When Southeast Asia Globe contacted Bower, the response came instead from Andrew Schwartz, CSIS’ senior vice-president for external relations. He said that Bower has “transitioned out of CSIS” – although he will remain an affiliate and chair its Southeast Asia programme’s advisory board – before failing to answer questions about the relationship between BowerGroupAsia and CSIS.

It is not only within CSIS that this revolving door between business interests and think tank associates are found. To name but a few: Walter Lohman, director of the Heritage Foundation’s Asian Studies Centre, was the executive director of the US-Asean Business Council. Vikram Nehru, senior associate in the Asia Programme at the Carnegie Endowment for International Peace, served at the World Bank between 1981 and 2011.

In fact, one would be hard-pressed to find a senior member of a think tank specialising in Southeast Asia who has not, at one time, held a post in a local American Chamber of Commerce, the US-Asean Business Council, the World Bank or another pro-business group.

“[Some] ‘academics’ are really just lobbyists and bagmen for US corporations in Asia,” said Buehler. “The links between World Bank staffers-turned-lobbyists-turned-academics, such as Ernest Bower… is a classic use of third-hand academic prestige to curry second-hand political favour.

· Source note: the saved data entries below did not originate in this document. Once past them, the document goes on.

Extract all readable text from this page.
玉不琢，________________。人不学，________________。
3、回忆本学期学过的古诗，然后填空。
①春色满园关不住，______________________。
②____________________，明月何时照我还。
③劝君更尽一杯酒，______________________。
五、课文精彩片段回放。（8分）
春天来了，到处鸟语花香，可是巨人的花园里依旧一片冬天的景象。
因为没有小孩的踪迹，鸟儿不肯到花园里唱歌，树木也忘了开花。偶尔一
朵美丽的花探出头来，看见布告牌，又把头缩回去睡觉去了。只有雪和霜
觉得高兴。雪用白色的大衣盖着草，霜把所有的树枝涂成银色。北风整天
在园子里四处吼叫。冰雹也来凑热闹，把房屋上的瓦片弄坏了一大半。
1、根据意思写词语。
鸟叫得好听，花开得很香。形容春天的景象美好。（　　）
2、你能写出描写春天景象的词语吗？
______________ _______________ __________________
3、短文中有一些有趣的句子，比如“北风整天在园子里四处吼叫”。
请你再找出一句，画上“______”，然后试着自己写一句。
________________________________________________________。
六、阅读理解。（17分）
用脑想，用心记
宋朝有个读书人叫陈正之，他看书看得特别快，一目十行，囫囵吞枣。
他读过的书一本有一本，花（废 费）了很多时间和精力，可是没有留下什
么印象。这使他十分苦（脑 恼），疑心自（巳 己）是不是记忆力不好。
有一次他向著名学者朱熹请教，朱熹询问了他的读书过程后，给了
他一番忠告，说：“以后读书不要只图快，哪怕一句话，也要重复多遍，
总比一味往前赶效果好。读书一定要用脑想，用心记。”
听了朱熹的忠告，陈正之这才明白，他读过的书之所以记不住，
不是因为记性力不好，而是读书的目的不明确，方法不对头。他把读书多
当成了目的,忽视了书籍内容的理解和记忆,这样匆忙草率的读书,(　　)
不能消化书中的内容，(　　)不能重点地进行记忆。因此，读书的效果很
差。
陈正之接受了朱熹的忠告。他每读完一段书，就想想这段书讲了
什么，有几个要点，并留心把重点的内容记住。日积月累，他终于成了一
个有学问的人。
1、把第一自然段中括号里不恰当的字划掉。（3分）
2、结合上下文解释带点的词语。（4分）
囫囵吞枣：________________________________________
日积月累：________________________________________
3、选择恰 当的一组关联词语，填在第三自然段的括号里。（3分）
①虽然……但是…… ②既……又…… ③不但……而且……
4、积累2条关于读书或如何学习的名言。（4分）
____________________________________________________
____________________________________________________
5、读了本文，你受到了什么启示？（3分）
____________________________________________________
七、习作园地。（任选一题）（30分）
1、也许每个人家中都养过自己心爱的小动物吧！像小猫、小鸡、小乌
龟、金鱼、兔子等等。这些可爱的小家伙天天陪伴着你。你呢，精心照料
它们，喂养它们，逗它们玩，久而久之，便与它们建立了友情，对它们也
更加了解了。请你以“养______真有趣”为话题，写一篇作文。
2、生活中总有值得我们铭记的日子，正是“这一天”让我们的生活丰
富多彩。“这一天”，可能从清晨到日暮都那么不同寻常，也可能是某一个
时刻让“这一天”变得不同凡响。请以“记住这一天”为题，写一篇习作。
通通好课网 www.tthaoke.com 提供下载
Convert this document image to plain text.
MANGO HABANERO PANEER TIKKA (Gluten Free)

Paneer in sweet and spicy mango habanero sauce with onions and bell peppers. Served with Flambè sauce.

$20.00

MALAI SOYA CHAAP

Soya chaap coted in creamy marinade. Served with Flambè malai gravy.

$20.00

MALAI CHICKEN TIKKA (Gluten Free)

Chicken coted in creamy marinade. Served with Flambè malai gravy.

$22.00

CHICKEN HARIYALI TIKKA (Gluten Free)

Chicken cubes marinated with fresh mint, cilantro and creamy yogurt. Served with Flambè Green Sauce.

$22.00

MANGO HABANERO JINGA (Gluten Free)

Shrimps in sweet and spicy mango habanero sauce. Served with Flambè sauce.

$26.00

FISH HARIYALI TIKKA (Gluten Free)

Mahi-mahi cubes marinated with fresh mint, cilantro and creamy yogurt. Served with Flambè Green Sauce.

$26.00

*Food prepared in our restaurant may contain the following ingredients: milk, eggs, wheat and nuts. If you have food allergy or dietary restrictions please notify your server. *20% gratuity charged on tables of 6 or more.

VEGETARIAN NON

It is probably meant to put some social cosmetics on special interest agendas and provide an aura of ‘credibility’ and ‘academic objectivity’ to what are essentially very ideologically driven policy suggestions.”

The Land of the Lobby

In 1869, the American journalist Emily Briggs wrote thusly about a new monster invading the US capital: “Winding in and out through the long, devious basement passage, crawling through the corridors, trailing its slimy length from gallery to committee room, at last it lies stretched at full length on the floor of Congress – this dazzling reptile, this huge, scaly serpent of the lobby.”

This description of lobbying – the practice of paid advocacy in which interest groups seek favour with lawmakers, typically members of Congress in the US – reveals its monumental growth after the American Civil War. Although lobbying had been common since the first days of the Republic, it became pervasive in the 20th century, furrowing itself into all branches of the US political structure.

The notion of an unscrupulous monster in the halls of Washington continues today as lobbying has become a multibillion-dollar industry. It has evolved in recent decades with the formation of political action committees (PACs), formed by interest groups that funnel money into the campaigns of those seeking political office. Cutting out the lobbyist middleman, there is an inherent expectation that, once elected, the enriched candidate will toe whatever line the PAC wishes.

While many onlookers might consider lobbying disreputable at best – subverting democracy, at worst – fewer than a handful of individuals have ever been convicted of irregularities, and there is little doubt that the practice will continue to survive for years to come.